Jenny F: If there’s anything I have learned, it is to continue to “look up.” I learned that in Toronto first by having to look up to see all the attractions and beauty it has to offer (my first time in a big city, so i had to teach myself to look up). I also realized while I was there that “looking up” refers to many aspects in life and with cancer: keep your head up, look up to God, look up to the clear beautiful blue sky, and last but certainly not all, look up and over and through the clouds, there is always something positive behind them. (Having an emotional day today because of my bone scan, so I had to remind myself of my own advice.)

Jenny in Toronto

Jenny in Toronto: look up!

Fannie: I don’t think people can learn from other people’s experience. This “enjoy every moment thing” happens only once someone tells you you’re gonna die, I think. I don’t think it can be passed on; I can barely apply it myself. I would say just love as much as you can.
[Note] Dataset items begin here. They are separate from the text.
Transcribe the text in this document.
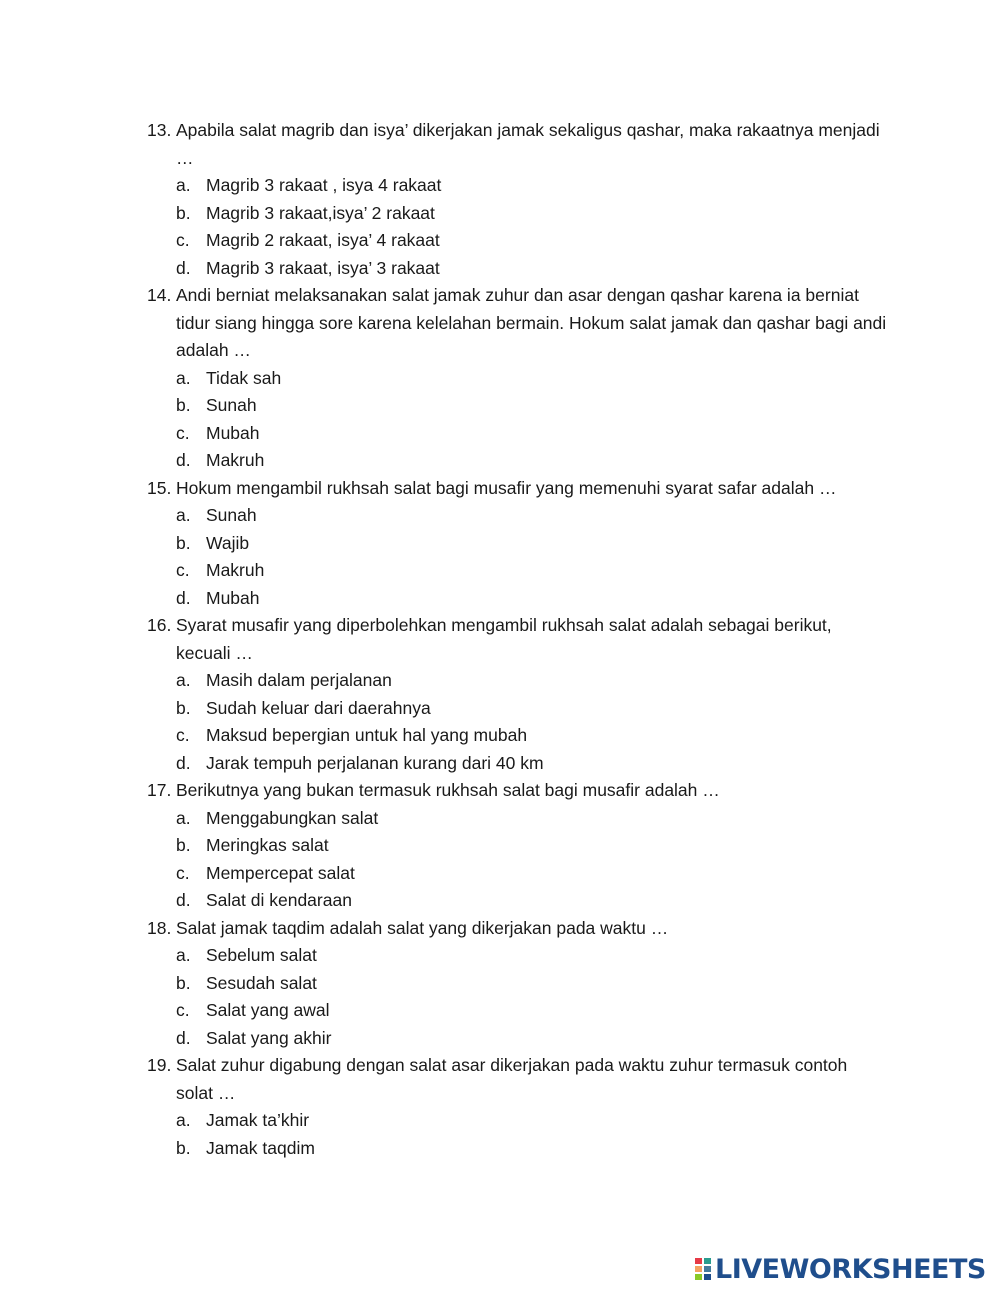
13. Apabila salat magrib dan isya’ dikerjakan jamak sekaligus qashar, maka rakaatnya menjadi …
a. Magrib 3 rakaat , isya 4 rakaat
b. Magrib 3 rakaat,isya’ 2 rakaat
c. Magrib 2 rakaat, isya’ 4 rakaat
d. Magrib 3 rakaat, isya’ 3 rakaat
14. Andi berniat melaksanakan salat jamak zuhur dan asar dengan qashar karena ia berniat tidur siang hingga sore karena kelelahan bermain. Hokum salat jamak dan qashar bagi andi adalah …
a. Tidak sah
b. Sunah
c. Mubah
d. Makruh
15. Hokum mengambil rukhsah salat bagi musafir yang memenuhi syarat safar adalah …
a. Sunah
b. Wajib
c. Makruh
d. Mubah
16. Syarat musafir yang diperbolehkan mengambil rukhsah salat adalah sebagai berikut, kecuali …
a. Masih dalam perjalanan
b. Sudah keluar dari daerahnya
c. Maksud bepergian untuk hal yang mubah
d. Jarak tempuh perjalanan kurang dari 40 km
17. Berikutnya yang bukan termasuk rukhsah salat bagi musafir adalah …
a. Menggabungkan salat
b. Meringkas salat
c. Mempercepat salat
d. Salat di kendaraan
18. Salat jamak taqdim adalah salat yang dikerjakan pada waktu …
a. Sebelum salat
b. Sesudah salat
c. Salat yang awal
d. Salat yang akhir
19. Salat zuhur digabung dengan salat asar dikerjakan pada waktu zuhur termasuk contoh solat …
a. Jamak ta’khir
b. Jamak taqdim
LIVEWORKSHEETS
Love and give and feel and share and touch and breathe and observe and laugh and then love a little more. Beauty in an Unlikely Place: Fannie Remembers Her Mother’s Breast Cancer Journey. Also read from Fannie: some days, we just eat cake in bed to give ourselves a mental break

Linda H: Love till your heart aches.

Be You, Sparkle and Laugh

Life Lesson 5: Be You, Sparkle and Laugh

Rowena: My advice is just remember you can only be you. Don’t compare your life journeys to anyone else’s, as #1, you have no real idea what theirs is, and #2, yours will never be the same. We are all unique for a reason! ☺

Catherine: Be your TRUE self. There is not enough time or energy to apologize for owning your truth (unless you are an utter ass, then find a hardware store and buy some duct tape). Be and DO YOU! Who cares what makes Mr. or Mrs. Whomever happy. As we know all too well, this body is only borrowed for a bit. Use it for good and have fun! 

Brandy: To sparkle even in the darkness! Be your own light and light the fucking world UP!

Sparkle!

Also Brandy (heeding her own advice to sparkle!): Don’t half ass anything. Whatever you do, use your full ass.

Don't half ass anything. Whatever you do, always use your full ass.

Jennifer M: Find the humor in every situation. You may have to look hard, and it may be a bit twisted, but find it. And Laugh Hard!

Jennifer M. making the whole room laugh

Jennifer M. making the whole room laugh.